I'm using less than half the box, though. For each of the five colors, I'm only using six noodles, each cut in half, to make two 5-tetra compounds. I'm also using 40 connectors. There is a lot of foam friction holding this together now, so a few connectors could be removed. If I hadn't cut these in half and let the noodles extend past each other, I could have used 4 pieces of rope to secure one tetrahedron, and the rest would stay together with friction.

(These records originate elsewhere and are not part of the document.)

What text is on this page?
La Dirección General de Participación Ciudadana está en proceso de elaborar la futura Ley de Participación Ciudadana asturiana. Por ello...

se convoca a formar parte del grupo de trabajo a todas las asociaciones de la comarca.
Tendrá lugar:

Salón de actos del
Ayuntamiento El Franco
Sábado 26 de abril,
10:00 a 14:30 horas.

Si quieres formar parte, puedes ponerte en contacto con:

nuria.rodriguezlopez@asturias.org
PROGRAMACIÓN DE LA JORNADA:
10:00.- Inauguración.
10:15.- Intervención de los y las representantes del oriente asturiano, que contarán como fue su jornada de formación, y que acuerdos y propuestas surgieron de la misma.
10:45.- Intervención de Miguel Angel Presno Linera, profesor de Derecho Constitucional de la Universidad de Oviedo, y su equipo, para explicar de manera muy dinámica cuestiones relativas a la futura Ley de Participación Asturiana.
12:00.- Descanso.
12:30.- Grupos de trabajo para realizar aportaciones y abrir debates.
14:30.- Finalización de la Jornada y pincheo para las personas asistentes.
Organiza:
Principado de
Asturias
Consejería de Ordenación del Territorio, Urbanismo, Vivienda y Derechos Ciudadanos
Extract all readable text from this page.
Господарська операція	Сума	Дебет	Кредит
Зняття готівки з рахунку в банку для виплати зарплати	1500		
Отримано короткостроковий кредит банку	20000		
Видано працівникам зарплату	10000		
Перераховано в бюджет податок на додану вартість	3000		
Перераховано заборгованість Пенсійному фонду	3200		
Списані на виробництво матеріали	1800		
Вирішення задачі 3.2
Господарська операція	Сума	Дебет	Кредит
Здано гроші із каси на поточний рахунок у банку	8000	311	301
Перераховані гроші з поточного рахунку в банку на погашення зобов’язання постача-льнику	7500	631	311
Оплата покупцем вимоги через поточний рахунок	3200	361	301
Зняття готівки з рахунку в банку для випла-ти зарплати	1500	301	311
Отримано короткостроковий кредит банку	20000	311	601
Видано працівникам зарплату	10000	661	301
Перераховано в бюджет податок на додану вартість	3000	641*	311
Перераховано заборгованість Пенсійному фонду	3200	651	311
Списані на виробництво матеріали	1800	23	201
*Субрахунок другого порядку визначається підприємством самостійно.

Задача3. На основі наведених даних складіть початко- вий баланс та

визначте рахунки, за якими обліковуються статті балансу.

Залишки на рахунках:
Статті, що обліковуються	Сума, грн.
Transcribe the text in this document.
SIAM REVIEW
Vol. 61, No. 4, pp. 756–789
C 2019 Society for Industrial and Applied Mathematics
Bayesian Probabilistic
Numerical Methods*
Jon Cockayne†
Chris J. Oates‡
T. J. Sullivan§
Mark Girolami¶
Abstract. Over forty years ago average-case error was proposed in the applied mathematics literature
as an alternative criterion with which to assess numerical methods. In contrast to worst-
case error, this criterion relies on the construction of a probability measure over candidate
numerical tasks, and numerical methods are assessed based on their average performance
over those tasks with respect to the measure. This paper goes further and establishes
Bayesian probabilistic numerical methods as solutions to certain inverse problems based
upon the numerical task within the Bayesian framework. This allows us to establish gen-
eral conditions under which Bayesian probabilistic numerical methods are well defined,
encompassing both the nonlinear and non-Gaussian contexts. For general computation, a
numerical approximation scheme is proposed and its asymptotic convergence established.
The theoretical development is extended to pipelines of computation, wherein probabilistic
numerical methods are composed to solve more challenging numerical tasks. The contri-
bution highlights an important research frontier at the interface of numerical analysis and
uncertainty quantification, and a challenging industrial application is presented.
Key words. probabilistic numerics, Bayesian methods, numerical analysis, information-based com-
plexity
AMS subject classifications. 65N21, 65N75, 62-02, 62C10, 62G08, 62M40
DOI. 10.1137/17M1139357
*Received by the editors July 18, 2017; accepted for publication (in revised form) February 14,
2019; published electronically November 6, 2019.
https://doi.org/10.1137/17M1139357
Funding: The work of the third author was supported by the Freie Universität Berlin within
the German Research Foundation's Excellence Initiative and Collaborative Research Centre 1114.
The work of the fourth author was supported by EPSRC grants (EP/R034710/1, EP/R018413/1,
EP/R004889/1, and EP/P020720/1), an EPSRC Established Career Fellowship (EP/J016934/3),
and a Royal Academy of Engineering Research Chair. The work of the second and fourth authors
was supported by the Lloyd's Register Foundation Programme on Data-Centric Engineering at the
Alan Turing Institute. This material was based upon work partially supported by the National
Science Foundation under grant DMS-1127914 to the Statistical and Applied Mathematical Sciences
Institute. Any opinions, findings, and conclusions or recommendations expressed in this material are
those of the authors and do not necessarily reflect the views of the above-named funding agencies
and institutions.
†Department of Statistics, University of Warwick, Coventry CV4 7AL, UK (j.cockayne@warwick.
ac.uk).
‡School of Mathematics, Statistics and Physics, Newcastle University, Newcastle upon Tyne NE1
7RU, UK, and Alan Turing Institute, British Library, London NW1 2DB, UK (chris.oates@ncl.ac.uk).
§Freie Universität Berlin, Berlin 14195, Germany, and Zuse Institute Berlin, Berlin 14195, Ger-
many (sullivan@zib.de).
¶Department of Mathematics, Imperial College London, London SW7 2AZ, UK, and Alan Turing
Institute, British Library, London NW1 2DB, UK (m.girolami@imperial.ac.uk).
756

QUESTION -- with a box of 35 pool noodles, what is the most interesting stable mathematical structure that can be built, with the fewest connectors? It's possible to have seven touching cylinders. How many bendy pool noodles can be forced to touch? How many of the 31 great circles can be managed? What are good alternates to 72 pencils? Do Kostick stars work with noodles?
MOTIVATION -- This is intended as a math for kids project. The structure you suggest must be buildable with actual pool noodles. You can use any connectors suitable for a kids project. Cutting noodles is fine (I did it).